The project will officially debut on 1 June at the Nordic Countries Michelin Gala in Copenhagen, before rolling out globally throughout 2026. According to Michelin, this move shifts the focus toward chefs, hoteliers, and producers whose initiatives are "transforming the industry."
The end of the Green Star
The decision marks the end of a category that, while only six years old, had recently come under fire for being ill-defined. Originally intended to champion local sourcing and waste reduction, the Green Star existed as a parallel category to the traditional 1-to-3 star system.

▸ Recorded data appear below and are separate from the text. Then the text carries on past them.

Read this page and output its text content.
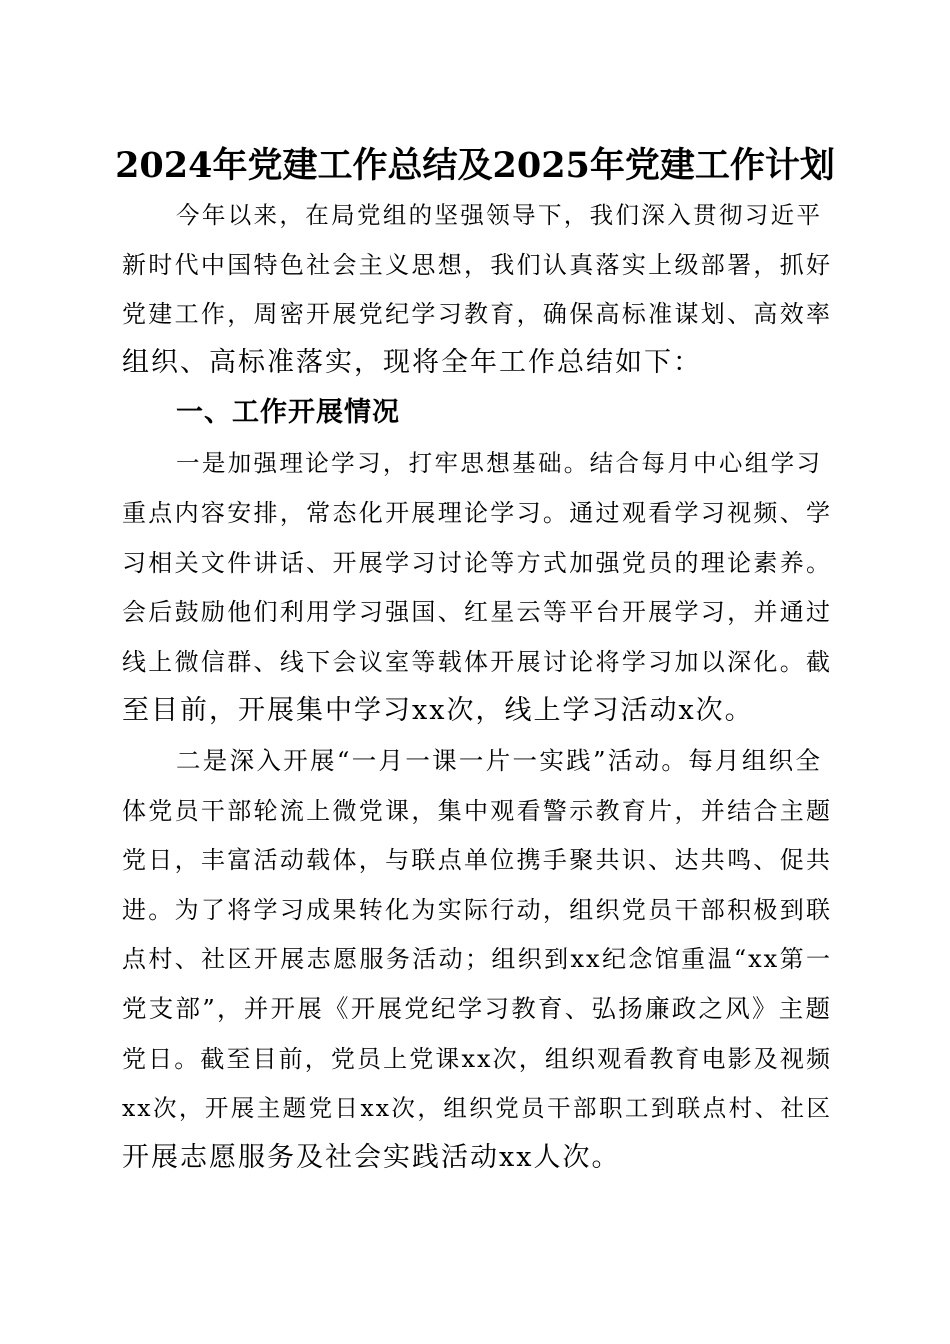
2024年党建工作总结及2025年党建工作计划
今年以来，在局党组的坚强领导下，我们深入贯彻习近平
新时代中国特色社会主义思想，我们认真落实上级部署，抓好
党建工作，周密开展党纪学习教育，确保高标准谋划、高效率
组织、高标准落实，现将全年工作总结如下：
一、工作开展情况
一是加强理论学习，打牢思想基础。结合每月中心组学习
重点内容安排，常态化开展理论学习。通过观看学习视频、学
习相关文件讲话、开展学习讨论等方式加强党员的理论素养。
会后鼓励他们利用学习强国、红星云等平台开展学习，并通过
线上微信群、线下会议室等载体开展讨论将学习加以深化。截
至目前，开展集中学习xx次，线上学习活动x次。
二是深入开展“一月一课一片一实践”活动。每月组织全
体党员干部轮流上微党课，集中观看警示教育片，并结合主题
党日，丰富活动载体，与联点单位携手聚共识、达共鸣、促共
进。为了将学习成果转化为实际行动，组织党员干部积极到联
点村、社区开展志愿服务活动；组织到xx纪念馆重温“xx第一
党支部”，并开展《开展党纪学习教育、弘扬廉政之风》主题
党日。截至目前，党员上党课xx次，组织观看教育电影及视频
xx次，开展主题党日xx次，组织党员干部职工到联点村、社区
开展志愿服务及社会实践活动xx人次。
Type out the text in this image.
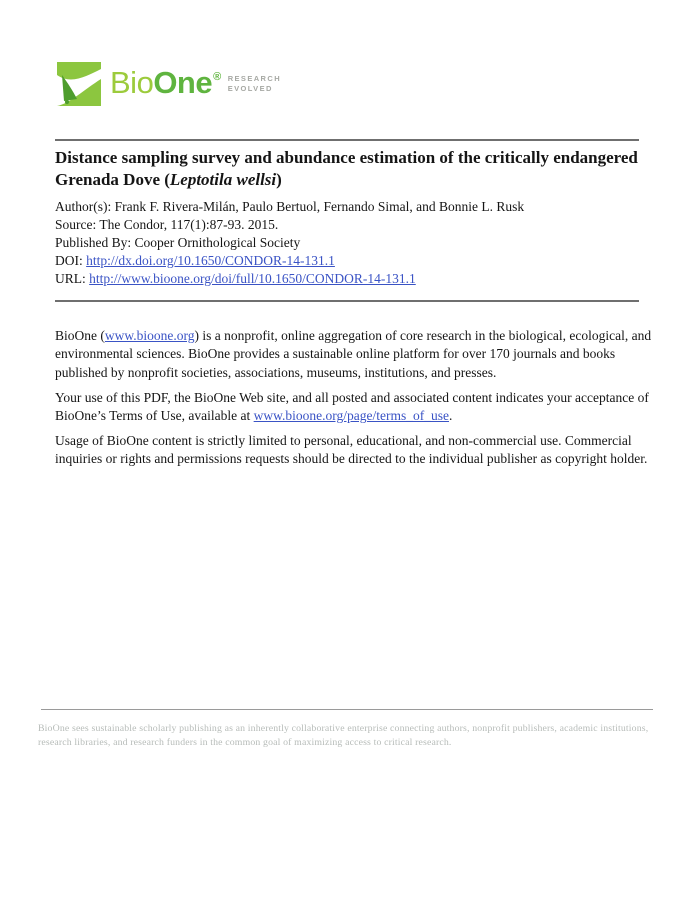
BioOne® RESEARCH
EVOLVED
Distance sampling survey and abundance estimation of the critically endangered Grenada Dove (Leptotila wellsi)
Author(s): Frank F. Rivera-Milán, Paulo Bertuol, Fernando Simal, and Bonnie L. Rusk
Source: The Condor, 117(1):87-93. 2015.
Published By: Cooper Ornithological Society
DOI: http://dx.doi.org/10.1650/CONDOR-14-131.1
URL: http://www.bioone.org/doi/full/10.1650/CONDOR-14-131.1

BioOne (www.bioone.org) is a nonprofit, online aggregation of core research in the biological, ecological, and environmental sciences. BioOne provides a sustainable online platform for over 170 journals and books published by nonprofit societies, associations, museums, institutions, and presses.

Your use of this PDF, the BioOne Web site, and all posted and associated content indicates your acceptance of BioOne’s Terms of Use, available at www.bioone.org/page/terms_of_use.

Usage of BioOne content is strictly limited to personal, educational, and non-commercial use. Commercial inquiries or rights and permissions requests should be directed to the individual publisher as copyright holder.

BioOne sees sustainable scholarly publishing as an inherently collaborative enterprise connecting authors, nonprofit publishers, academic institutions, research libraries, and research funders in the common goal of maximizing access to critical research.
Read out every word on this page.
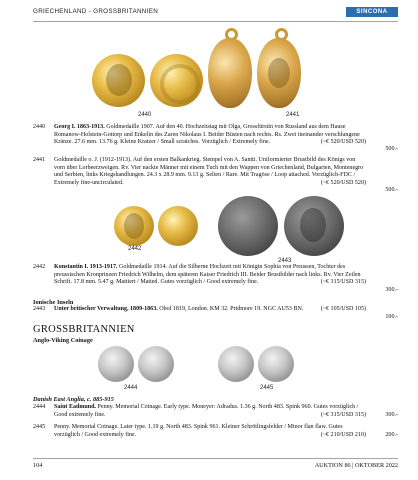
GRIECHENLAND - GROSSBRITANNIEN	SINCONA
2440	2441
2440	Georg I. 1863-1913. Goldmedaille 1907. Auf den 40. Hochzeitstag mit Olga, Grossfürstin von Russland aus dem Hause Romanow-Holstein-Gottorp und Enkelin des Zaren Nikolaus I. Beider Büsten nach rechts. Rs. Zwei ineinander verschlungene Kränze. 27.6 mm. 13.76 g. Kleine Kratzer / Small scratches. Vorzüglich / Extremely fine.	(~€ 520/USD 520)
500.-
2441	Goldmedaille o. J. (1912-1913). Auf den ersten Balkankrieg. Stempel von A. Santti. Uniformierter Brustbild des Königs von vorn über Lorbeerzweigen. Rv. Vier nackte Männer mit einem Tuch mit den Wappen von Griechenland, Bulgarien, Montenegro und Serbien, links Kriegshandlungen. 24.3 x 28.9 mm. 9.13 g. Selten / Rare. Mit Tragöse / Loop attached. Vorzüglich-FDC / Extremely fine-uncirculated.	(~€ 520/USD 520)
500.-
2442
2443
2442	Konstantin I. 1913-1917. Goldmedaille 1914. Auf die Silberne Hochzeit mit Königin Sophia von Preussen, Tochter des preussischen Kronprinzen Friedrich Wilhelm, dem späteren Kaiser Friedrich III. Beider Brustbilder nach links. Rv. Vier Zeilen Schrift. 17.8 mm. 5.47 g. Mattiert / Matted. Gutes vorzüglich / Good extremely fine.	(~€ 315/USD 315)
300.-
Ionische Inseln
2443	Unter britischer Verwaltung, 1809-1863. Obol 1819, London. KM 32. Pridmore 19. NGC AU53 BN.	(~€ 105/USD 105)
100.-
GROSSBRITANNIEN
Anglo-Viking Coinage
2444	2445
Danish East Anglia, c. 885-915
2444	Saint Eadmund. Penny. Memorial Coinage. Early type. Moneyer: Adradus. 1.36 g. North 483. Spink 960. Gutes vorzüglich / Good extremely fine.	(~€ 315/USD 315)	300.-
2445	Penny. Memorial Coinage. Later type. 1.19 g. North 483. Spink 961. Kleiner Schrötlingsfehler / Minor flan flaw. Gutes vorzüglich / Good extremely fine.	(~€ 210/USD 210)	200.-
104	AUKTION 86 | OKTOBER 2022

In the 2026 Spanish edition of the guide, 59 restaurants held the Green Star, including recent additions such as Ama, Bakea, and Garena in the Basque Country. Michelin has confirmed that establishments may continue to display the green clover logo until their respective national guides are updated, at which point the distinction will be officially retired.
Narrative vs reality
The strategic pivot suggests a change in philosophy at Michelin HQ. Unlike the classic stars, which rely on rigorous, objective inspections and stable culinary criteria, the Green Star occupied a grey area where "storytelling" often outweighed measurable data.

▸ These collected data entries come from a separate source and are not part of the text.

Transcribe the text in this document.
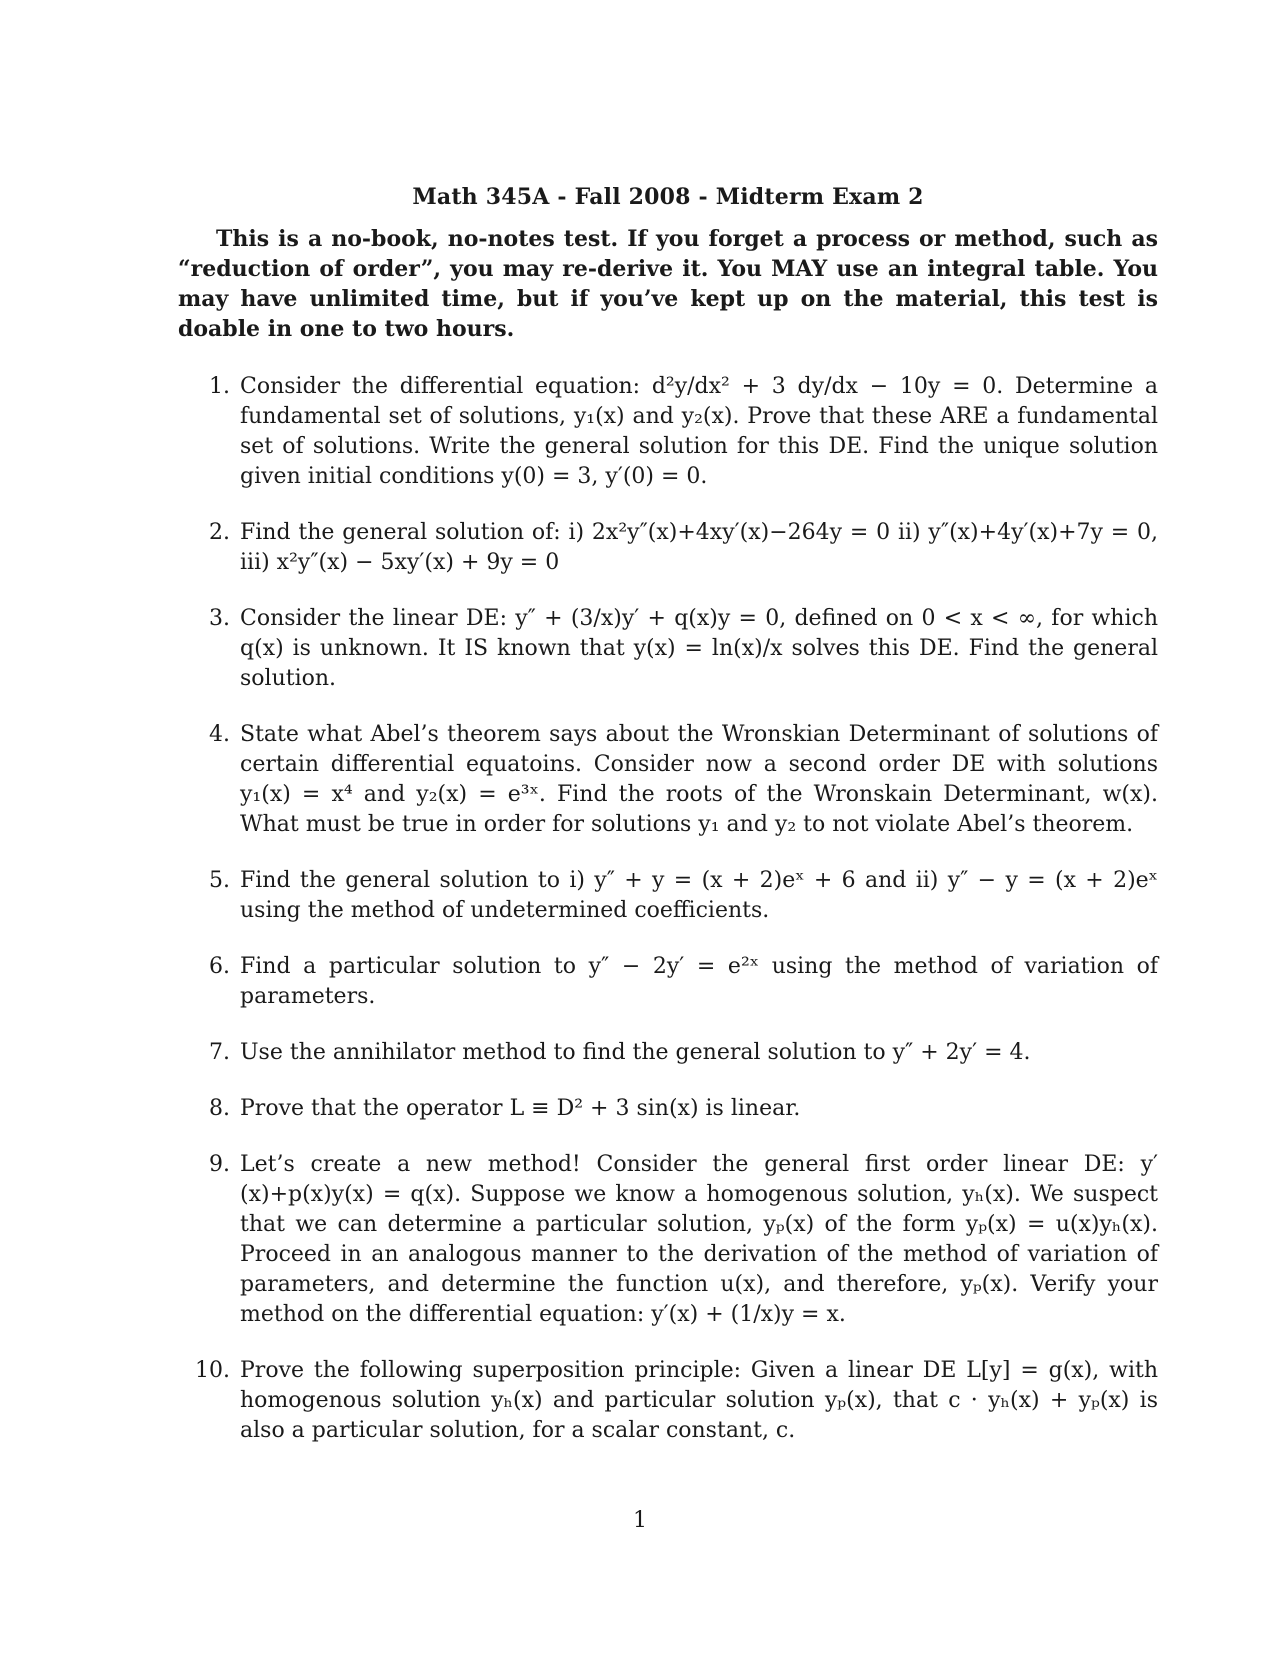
Math 345A - Fall 2008 - Midterm Exam 2

This is a no-book, no-notes test. If you forget a process or method, such as “reduction of order”, you may re-derive it. You MAY use an integral table. You may have unlimited time, but if you’ve kept up on the material, this test is doable in one to two hours.

1. Consider the differential equation: d²y/dx² + 3 dy/dx − 10y = 0. Determine a fundamental set of solutions, y₁(x) and y₂(x). Prove that these ARE a fundamental set of solutions. Write the general solution for this DE. Find the unique solution given initial conditions y(0) = 3, y′(0) = 0.
2. Find the general solution of: i) 2x²y″(x)+4xy′(x)−264y = 0 ii) y″(x)+4y′(x)+7y = 0, iii) x²y″(x) − 5xy′(x) + 9y = 0
3. Consider the linear DE: y″ + (3/x)y′ + q(x)y = 0, defined on 0 < x < ∞, for which q(x) is unknown. It IS known that y(x) = ln(x)/x solves this DE. Find the general solution.
4. State what Abel’s theorem says about the Wronskian Determinant of solutions of certain differential equatoins. Consider now a second order DE with solutions y₁(x) = x⁴ and y₂(x) = e³ˣ. Find the roots of the Wronskain Determinant, w(x). What must be true in order for solutions y₁ and y₂ to not violate Abel’s theorem.
5. Find the general solution to i) y″ + y = (x + 2)eˣ + 6 and ii) y″ − y = (x + 2)eˣ using the method of undetermined coefficients.
6. Find a particular solution to y″ − 2y′ = e²ˣ using the method of variation of parameters.
7. Use the annihilator method to find the general solution to y″ + 2y′ = 4.
8. Prove that the operator L ≡ D² + 3 sin(x) is linear.
9. Let’s create a new method! Consider the general first order linear DE: y′(x)+p(x)y(x) = q(x). Suppose we know a homogenous solution, yₕ(x). We suspect that we can determine a particular solution, yₚ(x) of the form yₚ(x) = u(x)yₕ(x). Proceed in an analogous manner to the derivation of the method of variation of parameters, and determine the function u(x), and therefore, yₚ(x). Verify your method on the differential equation: y′(x) + (1/x)y = x.
10. Prove the following superposition principle: Given a linear DE L[y] = g(x), with homogenous solution yₕ(x) and particular solution yₚ(x), that c · yₕ(x) + yₚ(x) is also a particular solution, for a scalar constant, c.
1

Industry critics argued that without a concrete system for measuring sustainability, the line between genuine practice and clever marketing was too thin. This created a credibility risk for a brand built on reliability. Furthermore, the public was often confused by the branding, as restaurants could benefit from the "Michelin Star" tag without necessarily meeting the elite technical cooking standards required for a traditional star.
By moving to Mindful Voices, Michelin is embracing a more editorial approach. The focus is no longer on the restaurant as a machine, but on the person and their discourse. It remains to be seen how the industry will react to the loss of a tangible award in exchange for a spot on a "narrative platform."